Sur les conclusions tendant à l'application de l'article L. 521-3 du code de justice administrative :

4. Aux termes de l'article L. 521-3 du code de justice administrative : " En cas d'urgence et sur simple requête qui sera recevable même en l'absence de décision administrative préalable, le juge des référés peut ordonner toutes autres mesures utiles sans faire obstacle à l'exécution d'aucune décision administrative ".

5. Il résulte de l'instruction que, postérieurement à l'enregistrement de la requête, le préfet de la Marne a établi un récépissé de demande de titre de séjour autorisant M. A à séjourner et à travailler, valable du 9 mai 2023 au 8 août 2023. Il n'est pas allégué que M. A n'aurait pas été convoqué par les services de la préfecture en vue de la remise de ce récépissé. Par suite, les conclusions tendant à ce qu'il soit ordonné au préfet de la Marne de lui délivrer un récépissé de demande de titre de séjour sont devenues sans objet.

Sur les frais liés à l'instance :

6. Dans les circonstances de l'espèce, il n'y a pas lieu de mettre à la charge de l'Etat la somme demandée par M. A au titre des frais liés à l'instance sur le fondement de l'article L. 761-1 du code de justice administrative et de l'article 37 de la loi du 10 juillet 1991.

O R D O N N E :

Article 1er : M. A est admis, à titre provisoire, au bénéfice de l'aide juridictionnelle.

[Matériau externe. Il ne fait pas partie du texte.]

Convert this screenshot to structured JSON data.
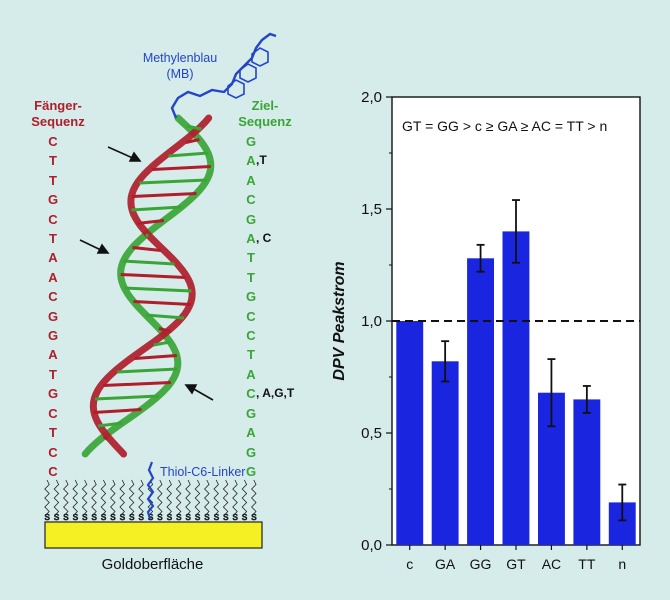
{
  "diagram": {
    "label_methylene_blue_line1": "Methylenblau",
    "label_methylene_blue_line2": "(MB)",
    "label_capture_line1": "Fänger-",
    "label_capture_line2": "Sequenz",
    "label_target_line1": "Ziel-",
    "label_target_line2": "Sequenz",
    "label_linker": "Thiol-C6-Linker",
    "label_gold": "Goldoberfläche",
    "capture_sequence": [
      "C",
      "T",
      "T",
      "G",
      "C",
      "T",
      "A",
      "A",
      "C",
      "G",
      "G",
      "A",
      "T",
      "G",
      "C",
      "T",
      "C",
      "C"
    ],
    "target_sequence": [
      "G",
      "A",
      "A",
      "C",
      "G",
      "A",
      "T",
      "T",
      "G",
      "C",
      "C",
      "T",
      "A",
      "C",
      "G",
      "A",
      "G",
      "G"
    ],
    "mismatch_marks": [
      {
        "row": 1,
        "text": ",T"
      },
      {
        "row": 5,
        "text": ", C"
      },
      {
        "row": 13,
        "text": ", A,G,T"
      }
    ],
    "colors": {
      "capture": "#b01d2b",
      "target": "#3aa536",
      "linker": "#2445c8",
      "gold": "#f4f023"
    }
  },
  "chart_data": {
    "type": "bar",
    "categories": [
      "c",
      "GA",
      "GG",
      "GT",
      "AC",
      "TT",
      "n"
    ],
    "values": [
      1.0,
      0.82,
      1.28,
      1.4,
      0.68,
      0.65,
      0.19
    ],
    "errors": [
      0.0,
      0.09,
      0.06,
      0.14,
      0.15,
      0.06,
      0.08
    ],
    "ylim": [
      0.0,
      2.0
    ],
    "yticks": [
      0.0,
      0.5,
      1.0,
      1.5,
      2.0
    ],
    "ytick_labels": [
      "0,0",
      "0,5",
      "1,0",
      "1,5",
      "2,0"
    ],
    "ylabel": "DPV Peakstrom",
    "reference_line": 1.0,
    "annotation": "GT = GG > c ≥ GA ≥ AC = TT > n",
    "bar_color": "#1a25e0"
  }
}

Article 2 : Il n'y a pas lieu de statuer sur les conclusions de la requête tendant à ce qu'il soit ordonné au préfet de la Marne de délivrer un récépissé de demande de titre de séjour à M. A.

Article 3 : Le surplus des conclusions de la requête est rejeté.

Article 4 : La présente ordonnance sera notifiée à M. B A, à Me Romain Mainnevret et au ministre de l'intérieur et des outre-mer.

Copie en sera adressée pour information au préfet de la Marne.

Fait à Châlons-en-Champagne, le 17 mai 2023.